While these rents could in principle be used for research and development, firms enjoying them often have little incentive to innovate, as their dominant market position reduces the need for further efficiency gains, the study said.
When upstream firms gain excessive market power, they can appropriate a share of the returns from downstream innovation (e.g. by overcharging for the supply of their products), thereby discouraging entry and efficiency enhancements in downstream markets as well.
Furthermore, the concentration of upstream suppliers reduces competition and limits the variety of products available for downstream firms, further undermining their ability to innovate and improve quality.
“With lower incentives to innovate in both upstream and downstream industries, the result is lower aggregate productivity growth,” the study said.
Canadian product markets suffer from a lack of competitive pressures
“As widely discussed in both the academic and the policy arenas, Canadian product markets suffer from a lack of competitive pressures, especially in the nonmanufacturing industries,” the study said.
Regulatory settings are still adverse to competition in some important services sectors – such as the professional services – and liberalization in some network industries has been slow and limited – such as in energy and transport.
This is compounded by the persistence of differences in regulation and other hindrances to mobility across provinces that curb competitive pressures at the national level as well as by the existence of barriers to foreign direct investment and trade in services that limit competitive pressures from abroad.
Research shows that interprovincial trade barriers are economically significant and involve high costs in a number of activities, such as for example in trucking and professional services.
Such costs are especially relevant for small and medium-sized enterprises, which constitute the backbone of the Canadian economy and whose inability to upscale has been related to weak aggregate productivity growth
Regulatory reforms in Canada would increase GDP by up to $300 billion, or a per capita gain of about $7,500, the study found. A 10-percent gain in GDP corresponds to about 50 percent of Canada’s current GDP gap with the U.S.

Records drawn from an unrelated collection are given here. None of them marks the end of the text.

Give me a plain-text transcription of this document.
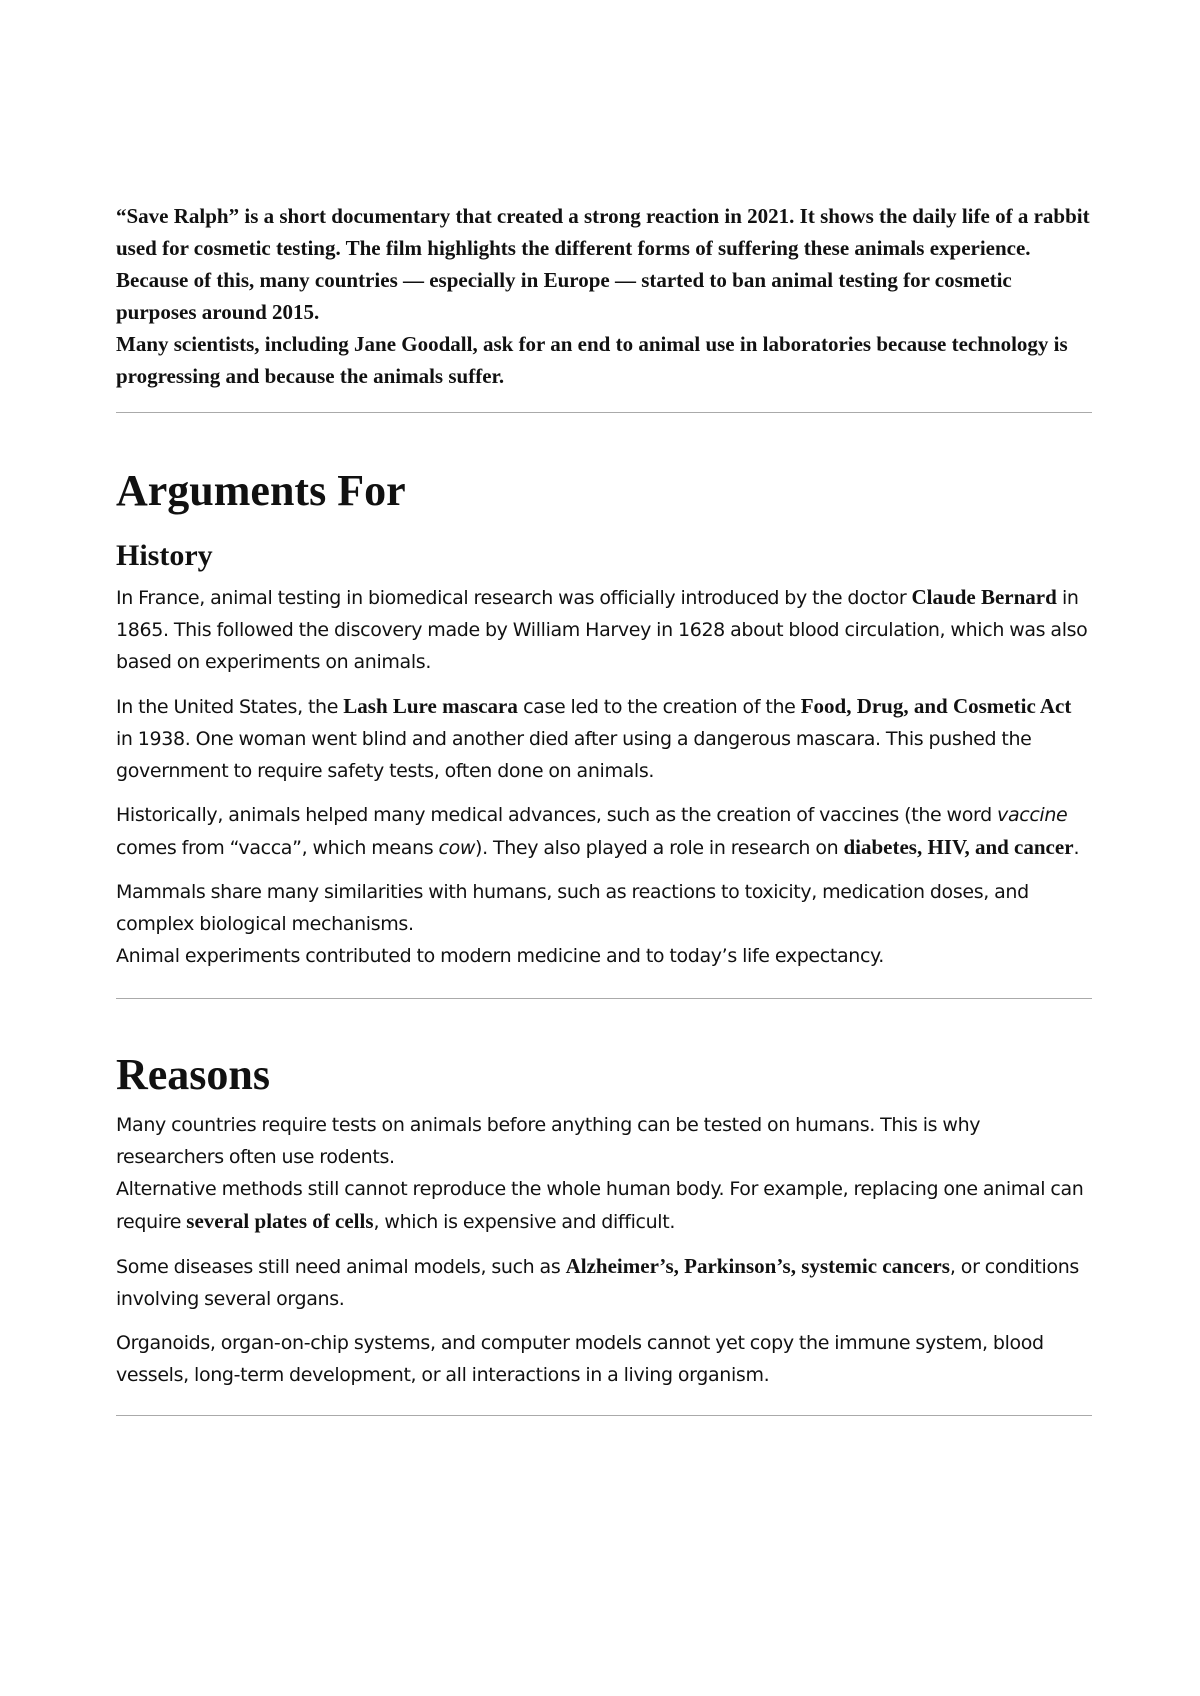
“Save Ralph” is a short documentary that created a strong reaction in 2021. It shows the daily life of a rabbit used for cosmetic testing. The film highlights the different forms of suffering these animals experience. Because of this, many countries — especially in Europe — started to ban animal testing for cosmetic purposes around 2015.
Many scientists, including Jane Goodall, ask for an end to animal use in laboratories because technology is progressing and because the animals suffer.

Arguments For
History

In France, animal testing in biomedical research was officially introduced by the doctor Claude Bernard in 1865. This followed the discovery made by William Harvey in 1628 about blood circulation, which was also based on experiments on animals.

In the United States, the Lash Lure mascara case led to the creation of the Food, Drug, and Cosmetic Act in 1938. One woman went blind and another died after using a dangerous mascara. This pushed the government to require safety tests, often done on animals.

Historically, animals helped many medical advances, such as the creation of vaccines (the word vaccine comes from “vacca”, which means cow). They also played a role in research on diabetes, HIV, and cancer.

Mammals share many similarities with humans, such as reactions to toxicity, medication doses, and complex biological mechanisms.
Animal experiments contributed to modern medicine and to today’s life expectancy.

Reasons

Many countries require tests on animals before anything can be tested on humans. This is why researchers often use rodents.
Alternative methods still cannot reproduce the whole human body. For example, replacing one animal can require several plates of cells, which is expensive and difficult.

Some diseases still need animal models, such as Alzheimer’s, Parkinson’s, systemic cancers, or conditions involving several organs.

Organoids, organ-on-chip systems, and computer models cannot yet copy the immune system, blood vessels, long-term development, or all interactions in a living organism.
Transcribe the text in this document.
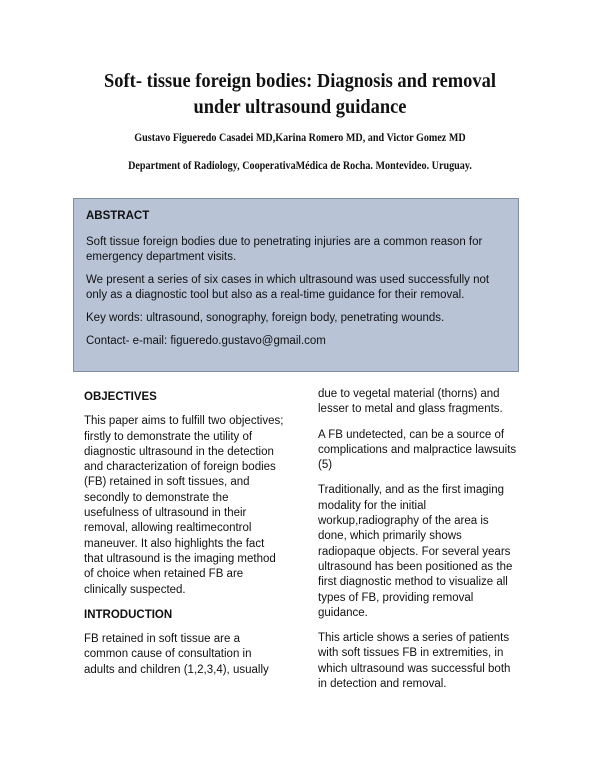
Soft- tissue foreign bodies: Diagnosis and removal under ultrasound guidance

Gustavo Figueredo Casadei MD,Karina Romero MD, and Victor Gomez MD

Department of Radiology, CooperativaMédica de Rocha. Montevideo. Uruguay.

ABSTRACT

Soft tissue foreign bodies due to penetrating injuries are a common reason for emergency department visits.

We present a series of six cases in which ultrasound was used successfully not only as a diagnostic tool but also as a real-time guidance for their removal.

Key words: ultrasound, sonography, foreign body, penetrating wounds.

Contact- e-mail: figueredo.gustavo@gmail.com

OBJECTIVES

This paper aims to fulfill two objectives; firstly to demonstrate the utility of diagnostic ultrasound in the detection and characterization of foreign bodies (FB) retained in soft tissues, and secondly to demonstrate the usefulness of ultrasound in their removal, allowing realtimecontrol maneuver. It also highlights the fact that ultrasound is the imaging method of choice when retained FB are clinically suspected.

INTRODUCTION

FB retained in soft tissue are a common cause of consultation in adults and children (1,2,3,4), usually

due to vegetal material (thorns) and lesser to metal and glass fragments.

A FB undetected, can be a source of complications and malpractice lawsuits (5)

Traditionally, and as the first imaging modality for the initial workup,radiography of the area is done, which primarily shows radiopaque objects. For several years ultrasound has been positioned as the first diagnostic method to visualize all types of FB, providing removal guidance.

This article shows a series of patients with soft tissues FB in extremities, in which ultrasound was successful both in detection and removal.
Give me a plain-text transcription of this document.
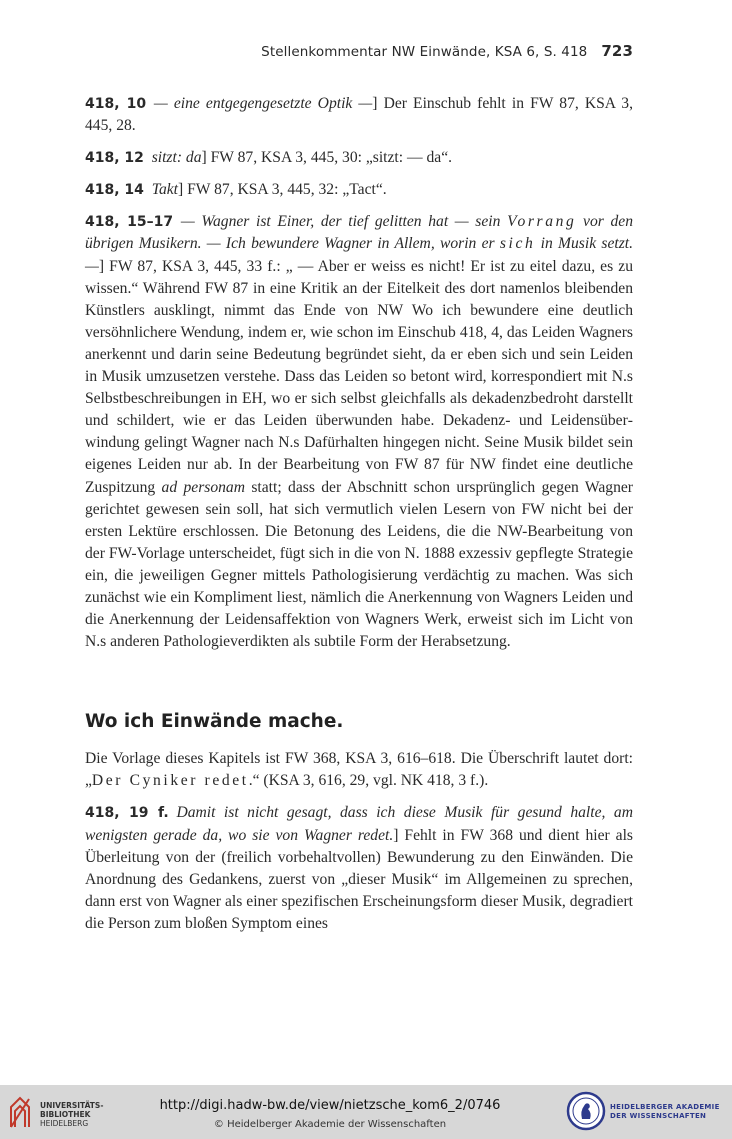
Stellenkommentar NW Einwände, KSA 6, S. 418 723

418, 10  — eine entgegengesetzte Optik —] Der Einschub fehlt in FW 87, KSA 3, 445, 28.

418, 12  sitzt: da] FW 87, KSA 3, 445, 30: „sitzt: — da“.

418, 14  Takt] FW 87, KSA 3, 445, 32: „Tact“.

418, 15–17  — Wagner ist Einer, der tief gelitten hat — sein Vorrang vor den übrigen Musikern. — Ich bewundere Wagner in Allem, worin er sich in Musik setzt. —] FW 87, KSA 3, 445, 33 f.: „ — Aber er weiss es nicht! Er ist zu eitel dazu, es zu wissen.“ Während FW 87 in eine Kritik an der Eitelkeit des dort namenlos bleibenden Künstlers ausklingt, nimmt das Ende von NW Wo ich bewundere eine deutlich versöhnlichere Wendung, indem er, wie schon im Einschub 418, 4, das Leiden Wagners anerkennt und darin seine Bedeutung begründet sieht, da er eben sich und sein Leiden in Musik umzusetzen verstehe. Dass das Leiden so betont wird, korrespondiert mit N.s Selbstbeschreibungen in EH, wo er sich selbst gleichfalls als dekadenzbedroht darstellt und schildert, wie er das Leiden überwunden habe. Dekadenz- und Leidensüberwindung gelingt Wagner nach N.s Dafürhalten hingegen nicht. Seine Musik bildet sein eigenes Leiden nur ab. In der Bearbeitung von FW 87 für NW findet eine deutliche Zuspitzung ad personam statt; dass der Abschnitt schon ursprünglich gegen Wagner gerichtet gewesen sein soll, hat sich vermutlich vielen Lesern von FW nicht bei der ersten Lektüre erschlossen. Die Betonung des Leidens, die die NW-Bearbeitung von der FW-Vorlage unterscheidet, fügt sich in die von N. 1888 exzessiv gepflegte Strategie ein, die jeweiligen Gegner mittels Pathologisierung verdächtig zu machen. Was sich zunächst wie ein Kompliment liest, nämlich die Anerkennung von Wagners Leiden und die Anerkennung der Leidensaffektion von Wagners Werk, erweist sich im Licht von N.s anderen Pathologieverdikten als subtile Form der Herabsetzung.

Wo ich Einwände mache.

Die Vorlage dieses Kapitels ist FW 368, KSA 3, 616–618. Die Überschrift lautet dort: „Der Cyniker redet.“ (KSA 3, 616, 29, vgl. NK 418, 3 f.).

418, 19 f.  Damit ist nicht gesagt, dass ich diese Musik für gesund halte, am wenigsten gerade da, wo sie von Wagner redet.] Fehlt in FW 368 und dient hier als Überleitung von der (freilich vorbehaltvollen) Bewunderung zu den Einwänden. Die Anordnung des Gedankens, zuerst von „dieser Musik“ im Allgemeinen zu sprechen, dann erst von Wagner als einer spezifischen Erscheinungsform dieser Musik, degradiert die Person zum bloßen Symptom eines

UNIVERSITÄTS-
BIBLIOTHEK
HEIDELBERG
http://digi.hadw-bw.de/view/nietzsche_kom6_2/0746
© Heidelberger Akademie der Wissenschaften
HEIDELBERGER AKADEMIE
DER WISSENSCHAFTEN
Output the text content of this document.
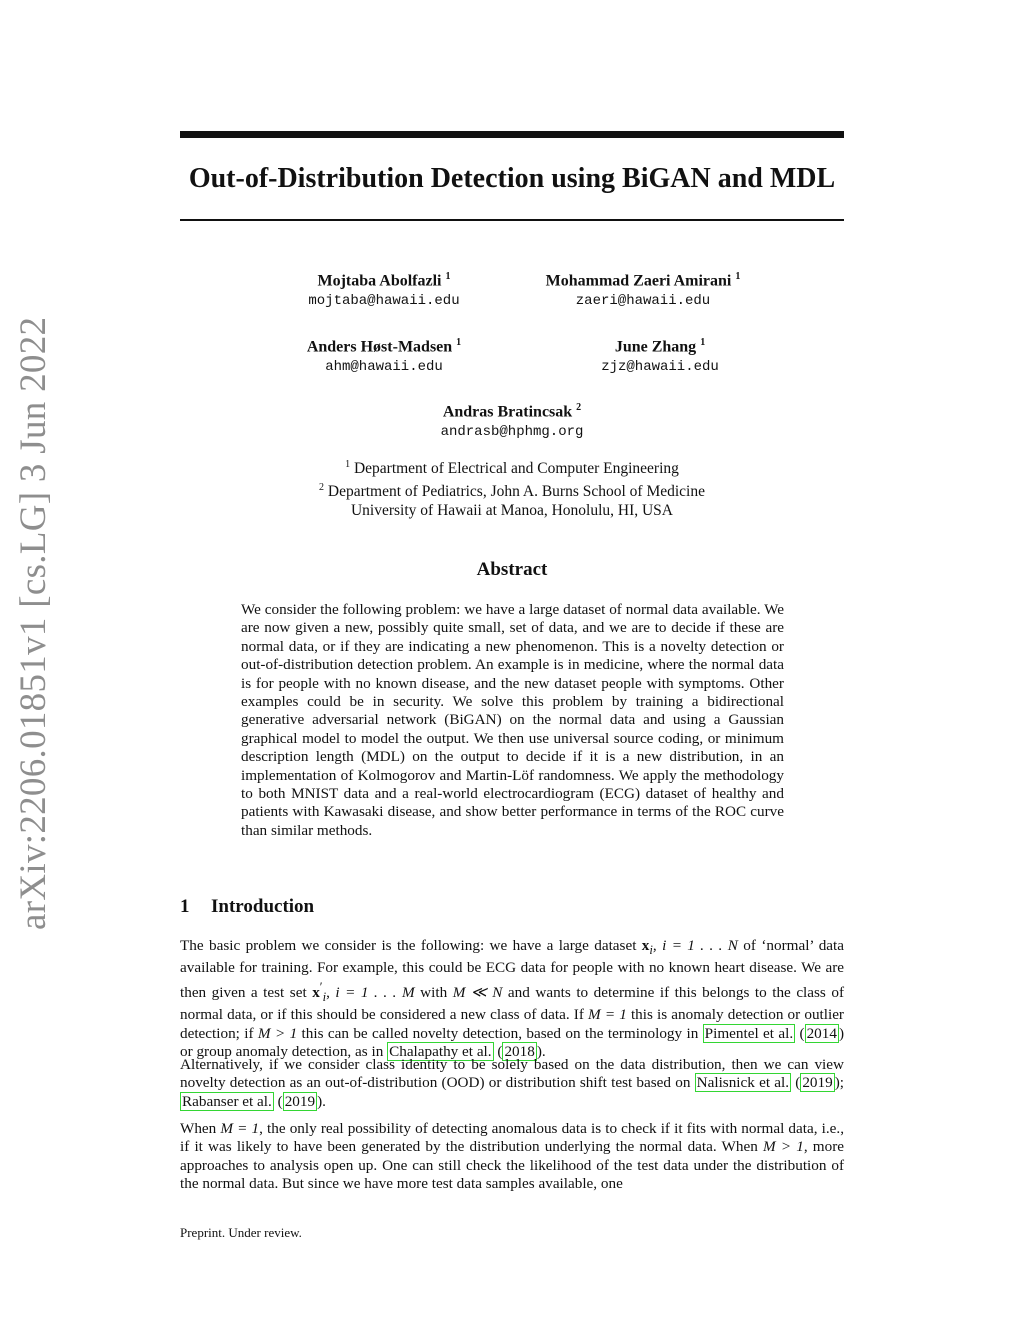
arXiv:2206.01851v1 [cs.LG] 3 Jun 2022
Out-of-Distribution Detection using BiGAN and MDL
Mojtaba Abolfazli $^1$
mojtaba@hawaii.edu
Mohammad Zaeri Amirani $^1$
zaeri@hawaii.edu
Anders Høst-Madsen $^1$
ahm@hawaii.edu
June Zhang $^1$
zjz@hawaii.edu
Andras Bratincsak $^2$
andrasb@hphmg.org
$^1$ Department of Electrical and Computer Engineering
$^2$ Department of Pediatrics, John A. Burns School of Medicine
University of Hawaii at Manoa, Honolulu, HI, USA
Abstract

We consider the following problem: we have a large dataset of normal data available. We are now given a new, possibly quite small, set of data, and we are to decide if these are normal data, or if they are indicating a new phenomenon. This is a novelty detection or out-of-distribution detection problem. An example is in medicine, where the normal data is for people with no known disease, and the new dataset people with symptoms. Other examples could be in security. We solve this problem by training a bidirectional generative adversarial network (BiGAN) on the normal data and using a Gaussian graphical model to model the output. We then use universal source coding, or minimum description length (MDL) on the output to decide if it is a new distribution, in an implementation of Kolmogorov and Martin-Löf randomness. We apply the methodology to both MNIST data and a real-world electrocardiogram (ECG) dataset of healthy and patients with Kawasaki disease, and show better performance in terms of the ROC curve than similar methods.

1 Introduction

The basic problem we consider is the following: we have a large dataset $x_i$, i = 1 . . . N of ‘normal’ data available for training. For example, this could be ECG data for people with no known heart disease. We are then given a test set $x'_i$, i = 1 . . . M with M ≪ N and wants to determine if this belongs to the class of normal data, or if this should be considered a new class of data. If M = 1 this is anomaly detection or outlier detection; if M > 1 this can be called novelty detection, based on the terminology in Pimentel et al. ( 2014 ) or group anomaly detection, as in Chalapathy et al. ( 2018 ).

Alternatively, if we consider class identity to be solely based on the data distribution, then we can view novelty detection as an out-of-distribution (OOD) or distribution shift test based on Nalisnick et al. ( 2019 ); Rabanser et al. ( 2019 ).

When M = 1, the only real possibility of detecting anomalous data is to check if it fits with normal data, i.e., if it was likely to have been generated by the distribution underlying the normal data. When M > 1, more approaches to analysis open up. One can still check the likelihood of the test data under the distribution of the normal data. But since we have more test data samples available, one

Preprint. Under review.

“The findings provide compelling evidence that implementing pro-competition regulations has the power to unlock significant economic growth for Canada,” the Competition Bureau said. However, given their scope and depth, the reforms required to adopt best practices will need time to be implemented and the corresponding productivity gains will also unfold slowly, according to the study.
“The political cost of ambitious structural reforms is immediate and can be high, as the professions and activities concerned oppose them and defend their anti-competitive rents, while the induced economic benefits only appear gradually.”
The study concluded: The gap between the immediate and delayed effects of reforms and between the beneficiaries and the losers from reforms contributes to explain why many countries, including Canada, may find it difficult to undertake such wide-ranging and swift regulatory changes.